St. Francis Xavier High School was a private, Roman Catholic high school in Sumter, South Carolina, United States. It is run independently of the Roman Catholic Diocese of Charleston. It is now permanently closed.

==Background==

St. Francis Xavier High School opened in 1997 after only a few months of planning. It opened just months after the announced closing of Sumter Catholic High School in 1997. At its opening the school had 32 students, and five graduated that year.

In 2002, SFXHS began its first capital campaign. This was used to purchase the building it now occupies at 15 School Street in Sumter, and for significant renovations of the heat and air conditioning system.

On December 3, 2000, the Bishop of Charleston, Robert Baker, recognized St.
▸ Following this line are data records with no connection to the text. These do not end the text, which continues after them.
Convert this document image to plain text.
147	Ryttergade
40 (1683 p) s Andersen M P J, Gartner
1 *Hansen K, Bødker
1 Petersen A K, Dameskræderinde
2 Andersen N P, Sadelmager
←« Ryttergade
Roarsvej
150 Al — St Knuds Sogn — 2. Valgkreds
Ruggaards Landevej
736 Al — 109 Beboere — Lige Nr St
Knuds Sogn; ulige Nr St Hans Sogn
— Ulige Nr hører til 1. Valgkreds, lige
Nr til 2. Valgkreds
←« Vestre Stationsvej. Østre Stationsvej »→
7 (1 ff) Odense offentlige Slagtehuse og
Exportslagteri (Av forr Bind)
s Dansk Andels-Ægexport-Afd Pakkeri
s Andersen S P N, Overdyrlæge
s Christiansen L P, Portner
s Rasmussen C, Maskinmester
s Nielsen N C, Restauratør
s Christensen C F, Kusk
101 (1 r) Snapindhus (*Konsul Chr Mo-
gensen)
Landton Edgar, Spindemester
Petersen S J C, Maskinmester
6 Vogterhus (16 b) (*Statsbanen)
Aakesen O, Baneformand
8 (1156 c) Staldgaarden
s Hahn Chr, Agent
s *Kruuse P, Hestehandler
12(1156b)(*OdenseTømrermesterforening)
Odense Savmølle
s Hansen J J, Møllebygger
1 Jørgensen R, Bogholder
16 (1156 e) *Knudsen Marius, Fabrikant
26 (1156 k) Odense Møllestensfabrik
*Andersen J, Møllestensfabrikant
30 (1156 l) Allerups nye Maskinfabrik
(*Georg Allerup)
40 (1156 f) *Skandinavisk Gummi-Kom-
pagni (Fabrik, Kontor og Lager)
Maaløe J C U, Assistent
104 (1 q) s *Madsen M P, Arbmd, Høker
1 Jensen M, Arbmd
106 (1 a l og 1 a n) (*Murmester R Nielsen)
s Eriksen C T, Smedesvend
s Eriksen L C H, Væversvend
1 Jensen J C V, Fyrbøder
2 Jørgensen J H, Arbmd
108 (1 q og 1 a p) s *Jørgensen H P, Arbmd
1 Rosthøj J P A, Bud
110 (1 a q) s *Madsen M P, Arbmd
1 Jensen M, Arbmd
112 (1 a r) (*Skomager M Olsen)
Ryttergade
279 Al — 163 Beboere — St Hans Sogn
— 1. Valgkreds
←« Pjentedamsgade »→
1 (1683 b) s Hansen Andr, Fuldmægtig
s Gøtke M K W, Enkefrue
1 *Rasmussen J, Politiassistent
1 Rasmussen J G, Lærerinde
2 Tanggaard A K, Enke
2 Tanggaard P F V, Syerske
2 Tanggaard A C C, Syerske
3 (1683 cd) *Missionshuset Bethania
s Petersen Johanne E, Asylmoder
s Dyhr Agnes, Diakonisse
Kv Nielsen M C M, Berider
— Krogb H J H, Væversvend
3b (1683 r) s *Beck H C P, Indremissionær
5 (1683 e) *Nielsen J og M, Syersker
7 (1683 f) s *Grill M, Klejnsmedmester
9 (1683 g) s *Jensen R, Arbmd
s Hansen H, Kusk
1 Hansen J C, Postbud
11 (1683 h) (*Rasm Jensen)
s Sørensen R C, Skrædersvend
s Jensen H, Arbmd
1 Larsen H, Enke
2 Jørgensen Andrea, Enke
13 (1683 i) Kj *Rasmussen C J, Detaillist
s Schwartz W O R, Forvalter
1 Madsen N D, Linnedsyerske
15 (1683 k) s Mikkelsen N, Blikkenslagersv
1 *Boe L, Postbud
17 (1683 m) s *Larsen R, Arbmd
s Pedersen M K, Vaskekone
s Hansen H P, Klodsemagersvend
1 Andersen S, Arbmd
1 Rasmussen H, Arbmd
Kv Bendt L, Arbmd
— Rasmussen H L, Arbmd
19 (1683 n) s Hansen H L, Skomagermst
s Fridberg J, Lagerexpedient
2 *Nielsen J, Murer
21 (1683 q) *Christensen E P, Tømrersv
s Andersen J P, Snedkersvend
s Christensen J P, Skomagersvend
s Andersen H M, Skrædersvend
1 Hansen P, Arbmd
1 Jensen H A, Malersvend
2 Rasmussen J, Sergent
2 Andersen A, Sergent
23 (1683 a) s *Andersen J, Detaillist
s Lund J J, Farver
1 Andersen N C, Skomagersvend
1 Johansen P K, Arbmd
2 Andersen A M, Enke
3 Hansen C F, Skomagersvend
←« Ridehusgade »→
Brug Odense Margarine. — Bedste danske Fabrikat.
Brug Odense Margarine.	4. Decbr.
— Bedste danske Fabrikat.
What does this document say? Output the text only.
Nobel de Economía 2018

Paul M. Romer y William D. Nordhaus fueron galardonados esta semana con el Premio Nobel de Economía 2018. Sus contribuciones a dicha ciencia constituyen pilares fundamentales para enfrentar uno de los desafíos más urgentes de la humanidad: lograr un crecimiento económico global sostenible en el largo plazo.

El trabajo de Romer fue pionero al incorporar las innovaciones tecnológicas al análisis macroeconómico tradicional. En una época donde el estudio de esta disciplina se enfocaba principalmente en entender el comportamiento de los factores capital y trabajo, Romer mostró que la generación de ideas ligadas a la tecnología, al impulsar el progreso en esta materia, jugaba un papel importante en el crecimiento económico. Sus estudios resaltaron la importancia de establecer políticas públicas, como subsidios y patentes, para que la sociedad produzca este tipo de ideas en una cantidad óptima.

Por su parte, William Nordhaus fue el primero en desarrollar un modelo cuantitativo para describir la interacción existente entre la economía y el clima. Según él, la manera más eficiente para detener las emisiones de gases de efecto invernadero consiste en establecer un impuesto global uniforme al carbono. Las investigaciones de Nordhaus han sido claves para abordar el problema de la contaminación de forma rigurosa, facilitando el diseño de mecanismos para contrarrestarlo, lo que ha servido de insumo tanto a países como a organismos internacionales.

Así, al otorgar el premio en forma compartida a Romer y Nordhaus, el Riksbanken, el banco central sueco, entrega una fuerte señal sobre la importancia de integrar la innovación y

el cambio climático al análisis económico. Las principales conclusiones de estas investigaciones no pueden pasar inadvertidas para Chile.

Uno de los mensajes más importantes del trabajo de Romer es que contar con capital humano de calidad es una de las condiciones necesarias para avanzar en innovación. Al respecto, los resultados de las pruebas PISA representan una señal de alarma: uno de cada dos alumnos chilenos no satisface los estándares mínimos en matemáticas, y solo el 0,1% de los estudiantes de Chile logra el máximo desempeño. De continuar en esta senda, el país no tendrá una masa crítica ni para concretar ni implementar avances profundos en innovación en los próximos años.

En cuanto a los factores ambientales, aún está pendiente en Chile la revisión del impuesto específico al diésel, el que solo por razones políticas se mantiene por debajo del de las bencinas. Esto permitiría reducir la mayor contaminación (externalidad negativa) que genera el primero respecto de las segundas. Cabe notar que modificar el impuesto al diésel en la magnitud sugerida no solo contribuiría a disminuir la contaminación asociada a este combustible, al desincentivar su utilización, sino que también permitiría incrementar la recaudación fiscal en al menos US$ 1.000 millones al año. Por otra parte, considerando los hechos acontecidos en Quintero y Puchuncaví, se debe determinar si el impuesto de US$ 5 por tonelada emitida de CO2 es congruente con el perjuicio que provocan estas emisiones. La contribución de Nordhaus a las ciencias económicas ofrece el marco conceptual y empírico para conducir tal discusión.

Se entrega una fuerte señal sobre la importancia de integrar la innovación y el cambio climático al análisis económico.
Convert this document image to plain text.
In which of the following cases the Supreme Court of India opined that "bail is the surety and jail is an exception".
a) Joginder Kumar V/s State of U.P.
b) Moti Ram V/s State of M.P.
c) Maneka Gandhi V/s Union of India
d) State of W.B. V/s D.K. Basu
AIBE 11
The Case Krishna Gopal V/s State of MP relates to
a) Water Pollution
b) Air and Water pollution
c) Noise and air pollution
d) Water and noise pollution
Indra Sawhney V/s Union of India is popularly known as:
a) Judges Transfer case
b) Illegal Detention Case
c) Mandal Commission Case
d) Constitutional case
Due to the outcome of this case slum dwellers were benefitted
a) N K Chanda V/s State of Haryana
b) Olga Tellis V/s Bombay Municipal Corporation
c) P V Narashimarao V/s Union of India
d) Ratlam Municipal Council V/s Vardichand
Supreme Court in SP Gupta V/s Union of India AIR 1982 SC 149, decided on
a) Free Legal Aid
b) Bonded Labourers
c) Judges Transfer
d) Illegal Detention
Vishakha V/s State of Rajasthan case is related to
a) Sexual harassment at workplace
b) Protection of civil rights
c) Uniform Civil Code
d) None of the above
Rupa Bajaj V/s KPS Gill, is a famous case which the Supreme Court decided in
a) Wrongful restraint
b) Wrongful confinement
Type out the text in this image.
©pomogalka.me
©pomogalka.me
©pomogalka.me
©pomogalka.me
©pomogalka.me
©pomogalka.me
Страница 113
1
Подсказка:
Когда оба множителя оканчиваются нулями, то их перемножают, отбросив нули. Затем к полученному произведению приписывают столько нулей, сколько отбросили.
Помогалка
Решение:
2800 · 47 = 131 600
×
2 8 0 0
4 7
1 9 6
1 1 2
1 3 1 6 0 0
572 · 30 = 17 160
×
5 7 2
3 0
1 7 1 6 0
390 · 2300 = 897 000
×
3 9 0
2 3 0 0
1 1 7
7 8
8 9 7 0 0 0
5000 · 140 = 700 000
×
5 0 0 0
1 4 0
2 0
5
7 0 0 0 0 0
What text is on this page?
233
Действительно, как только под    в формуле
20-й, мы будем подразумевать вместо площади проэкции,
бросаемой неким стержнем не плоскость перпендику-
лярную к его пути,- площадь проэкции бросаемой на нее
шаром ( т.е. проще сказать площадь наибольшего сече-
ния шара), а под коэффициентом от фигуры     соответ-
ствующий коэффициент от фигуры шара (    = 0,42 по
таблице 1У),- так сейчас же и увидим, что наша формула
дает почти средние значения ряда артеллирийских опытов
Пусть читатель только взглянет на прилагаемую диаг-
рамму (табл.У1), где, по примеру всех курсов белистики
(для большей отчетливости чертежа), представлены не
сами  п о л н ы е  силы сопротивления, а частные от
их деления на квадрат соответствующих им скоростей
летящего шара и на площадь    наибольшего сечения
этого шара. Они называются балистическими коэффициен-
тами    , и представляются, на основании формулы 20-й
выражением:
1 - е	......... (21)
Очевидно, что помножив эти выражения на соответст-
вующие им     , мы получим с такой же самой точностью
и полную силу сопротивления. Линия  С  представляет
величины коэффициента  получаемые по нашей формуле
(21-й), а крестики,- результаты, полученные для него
Francis Xavier High School as an independent Catholic high school within the diocese.

In 2020, due to declining enrollment SFXHS closed and Cardinal Newman High School (Columbia, South Carolina) took the remaining students.

==Sports==
The Padres won the class A SCISA basketball state championship for the 2001-2002 season. They were led by their coach Chris Cocozello in his second season at the helm.